By the time people started writing things down, people had begun to domesticate the garlic. Pretty much every old-world written language mentions garlic as a medicine, spice, or both. After enough human-driven selection for swollen bits, it became normal for garlic to make lots of swollen bits. Those are the cloves. The actual stem of a garlic is that flat hard plate between the roots and the cloves.

But the garlic was confused by this selection. It decided that since swollen bits are great for survival, they should go everywhere. When stressed it may begin forming additional cloves above ground in the stemmy bit before the leaves spread out. When a garlic tries to flower, it produces hundreds of florets, each with a swollen bit called a ‘bulbil’ at the end which keeps the flowers from working right. Those bulbils are really just cloves at the end of the flower (called a scape). Occasionally, a garlic will also produce swollen bits called ‘corms’ on its roots. Corms are rare; they’re more common on elephant garlic, crocus, and asparagus.

It seems as a result of this propagation method that all the garlic we eat are clones of some ur-garlic from thousands of years ago. They have mutated and been selected into different varieties, but the genetic spread is small. There are programs that are slowly having some success in producing seed to allow for wider diversity. The process involves carefully removing the bulbils from the flowers with tweezers before the flowers are choked off. It’ll be a while before you can get a packet of garlic seeds for your garden.

So, to plant garlic you can plant a single large clove from last year’s heads of garlic (most common), or you can plant the bulbils, swollen stemmy bits, or if you get them, corms. You can plant garlic any time from the end of summer to early spring as long as the ground isn’t frozen.

If you plant anything other than a reasonably large clove, you’ll have to wait two or more years to get more cloves. Small cloves, bulbils, etc. will give you an undifferentiated swelling at the base the first year. You can pull these in the spring and eat them as ‘green garlic’, as pictured at the top of this post. Treat them like leek, chive, or green onion – very tasty, and milder than most cloves.

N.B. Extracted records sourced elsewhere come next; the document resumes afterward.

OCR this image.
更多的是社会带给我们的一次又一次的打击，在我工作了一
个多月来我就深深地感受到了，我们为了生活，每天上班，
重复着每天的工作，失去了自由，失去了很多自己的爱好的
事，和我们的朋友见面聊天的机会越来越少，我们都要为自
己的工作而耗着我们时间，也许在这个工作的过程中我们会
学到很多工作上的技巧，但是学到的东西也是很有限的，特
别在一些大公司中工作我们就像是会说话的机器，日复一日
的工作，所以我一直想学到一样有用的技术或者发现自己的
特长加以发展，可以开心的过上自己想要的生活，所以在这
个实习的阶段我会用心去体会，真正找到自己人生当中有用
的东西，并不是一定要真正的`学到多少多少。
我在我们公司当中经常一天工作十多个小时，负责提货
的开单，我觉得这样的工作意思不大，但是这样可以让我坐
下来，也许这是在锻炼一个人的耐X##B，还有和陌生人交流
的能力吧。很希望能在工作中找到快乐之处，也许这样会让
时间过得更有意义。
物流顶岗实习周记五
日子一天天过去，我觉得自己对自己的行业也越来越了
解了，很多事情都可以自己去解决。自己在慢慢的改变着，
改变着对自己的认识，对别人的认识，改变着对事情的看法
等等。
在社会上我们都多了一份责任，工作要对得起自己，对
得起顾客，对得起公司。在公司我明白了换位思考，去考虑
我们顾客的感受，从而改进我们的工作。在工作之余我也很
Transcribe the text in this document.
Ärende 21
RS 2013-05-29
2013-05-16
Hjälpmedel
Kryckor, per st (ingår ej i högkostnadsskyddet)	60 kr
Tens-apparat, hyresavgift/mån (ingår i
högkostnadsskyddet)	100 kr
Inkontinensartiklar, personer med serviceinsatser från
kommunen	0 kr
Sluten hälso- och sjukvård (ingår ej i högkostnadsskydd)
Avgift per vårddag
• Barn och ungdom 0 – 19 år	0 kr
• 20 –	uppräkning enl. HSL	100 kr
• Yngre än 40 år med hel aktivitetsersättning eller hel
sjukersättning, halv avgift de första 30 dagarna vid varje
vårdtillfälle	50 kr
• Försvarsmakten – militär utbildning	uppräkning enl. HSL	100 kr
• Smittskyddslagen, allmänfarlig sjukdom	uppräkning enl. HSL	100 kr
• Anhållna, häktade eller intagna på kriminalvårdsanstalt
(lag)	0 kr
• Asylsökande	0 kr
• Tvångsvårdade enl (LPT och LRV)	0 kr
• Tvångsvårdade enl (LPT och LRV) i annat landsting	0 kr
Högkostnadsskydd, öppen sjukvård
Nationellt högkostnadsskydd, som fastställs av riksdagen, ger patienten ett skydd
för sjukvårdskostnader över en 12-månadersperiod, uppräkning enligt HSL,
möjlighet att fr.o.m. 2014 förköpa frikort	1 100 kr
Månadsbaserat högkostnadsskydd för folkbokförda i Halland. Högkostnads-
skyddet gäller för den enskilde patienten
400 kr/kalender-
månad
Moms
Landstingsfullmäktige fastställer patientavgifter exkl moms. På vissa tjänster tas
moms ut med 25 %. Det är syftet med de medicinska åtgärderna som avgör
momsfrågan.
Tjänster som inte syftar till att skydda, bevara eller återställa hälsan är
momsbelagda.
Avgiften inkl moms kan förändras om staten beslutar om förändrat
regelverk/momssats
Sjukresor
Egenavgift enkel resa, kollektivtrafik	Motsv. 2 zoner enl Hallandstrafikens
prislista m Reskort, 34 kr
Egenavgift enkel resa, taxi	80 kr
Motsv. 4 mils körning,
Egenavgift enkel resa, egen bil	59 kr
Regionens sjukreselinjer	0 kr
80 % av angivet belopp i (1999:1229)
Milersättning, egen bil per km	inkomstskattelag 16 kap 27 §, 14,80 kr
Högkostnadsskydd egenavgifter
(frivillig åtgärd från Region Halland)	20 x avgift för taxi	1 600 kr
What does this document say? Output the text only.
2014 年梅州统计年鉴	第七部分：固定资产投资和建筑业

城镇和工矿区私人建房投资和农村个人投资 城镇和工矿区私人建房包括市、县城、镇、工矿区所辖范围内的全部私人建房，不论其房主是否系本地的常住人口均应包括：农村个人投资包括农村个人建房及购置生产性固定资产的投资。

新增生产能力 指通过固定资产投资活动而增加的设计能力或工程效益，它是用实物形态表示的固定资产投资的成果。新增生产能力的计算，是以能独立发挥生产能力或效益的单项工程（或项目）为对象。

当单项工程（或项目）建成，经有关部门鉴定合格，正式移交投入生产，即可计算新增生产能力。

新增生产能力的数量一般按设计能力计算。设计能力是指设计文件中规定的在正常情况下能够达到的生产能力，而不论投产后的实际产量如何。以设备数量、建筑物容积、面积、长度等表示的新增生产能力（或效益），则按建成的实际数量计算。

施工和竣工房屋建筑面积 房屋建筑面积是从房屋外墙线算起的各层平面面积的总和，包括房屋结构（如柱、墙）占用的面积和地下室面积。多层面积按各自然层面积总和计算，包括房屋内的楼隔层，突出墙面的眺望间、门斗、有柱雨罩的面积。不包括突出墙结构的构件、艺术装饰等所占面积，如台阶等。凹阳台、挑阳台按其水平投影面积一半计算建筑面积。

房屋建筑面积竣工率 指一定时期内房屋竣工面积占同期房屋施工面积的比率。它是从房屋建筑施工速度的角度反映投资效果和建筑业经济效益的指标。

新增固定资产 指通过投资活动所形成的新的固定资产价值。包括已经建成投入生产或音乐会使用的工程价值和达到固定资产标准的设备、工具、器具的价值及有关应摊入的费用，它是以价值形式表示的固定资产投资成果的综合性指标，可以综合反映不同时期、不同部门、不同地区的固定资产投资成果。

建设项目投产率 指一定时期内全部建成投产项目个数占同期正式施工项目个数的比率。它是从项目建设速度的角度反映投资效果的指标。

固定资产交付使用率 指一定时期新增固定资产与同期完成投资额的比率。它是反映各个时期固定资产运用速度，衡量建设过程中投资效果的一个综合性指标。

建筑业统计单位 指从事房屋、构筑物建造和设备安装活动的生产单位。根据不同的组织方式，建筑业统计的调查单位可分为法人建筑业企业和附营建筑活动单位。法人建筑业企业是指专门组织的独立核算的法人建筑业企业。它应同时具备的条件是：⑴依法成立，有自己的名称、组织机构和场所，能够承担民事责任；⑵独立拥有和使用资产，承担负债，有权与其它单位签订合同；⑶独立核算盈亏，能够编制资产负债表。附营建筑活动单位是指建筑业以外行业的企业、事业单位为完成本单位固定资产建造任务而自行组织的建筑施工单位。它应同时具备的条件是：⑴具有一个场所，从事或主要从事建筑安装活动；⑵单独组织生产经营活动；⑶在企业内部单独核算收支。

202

You can plant cloves from your grocery store and get garlic. Don’t! You can spread disease this way (some places even have laws against it). Use seed cloves from a reputable source. Even then you should dip the cloves in a sterilizing bath after separating them. We use 30% isopropyl for 10 minutes. This kills mites and fungus, including the dreaded allium rot. To further prevent the spread of nastiness, allium beds should be rotated one year on, three or more years off.

It doesn’t matter if you leave the last paper on when you separate your cloves. A clove planted sideways will produce just fine, though it may do better planted point up. If you plant it point down, the clove will never find the sun. An overnight fertilizer marinade before planting will encourage rooting.

You can pretty much ignore garlic once it’s planted. Water it occasionally, maybe fertilize a little, but nothing too drastic. In the spring some varieties will try to flower. For biggest cloves, pinch the scapes off – they sauté nicely in olive oil.

If you planted cloves in the fall or winter, they are ready for harvest when the leaves begin to yellow and sag in the heat of summer. For best flavor, the heads should be allowed to age a while in a warm, dry, dark place before being eaten. You can also judiciously harvest leaves during the growing season for garlic greens.

So that’s how garlic is propagated: You plant a swollen bit of leaf in the fall; eat the flowers, because they aren’t really flowers anymore. Then wait until the plant dies, to pull more swollen leafy bits out of the dirt in mid-summer. Or if you planted little swollen leafy bits, you wait a couple of years. Weird, isn’t it?

There’s other weirdnesses with garlic, but that aren’t as weird as propagation. I’ll deal with them in separate post.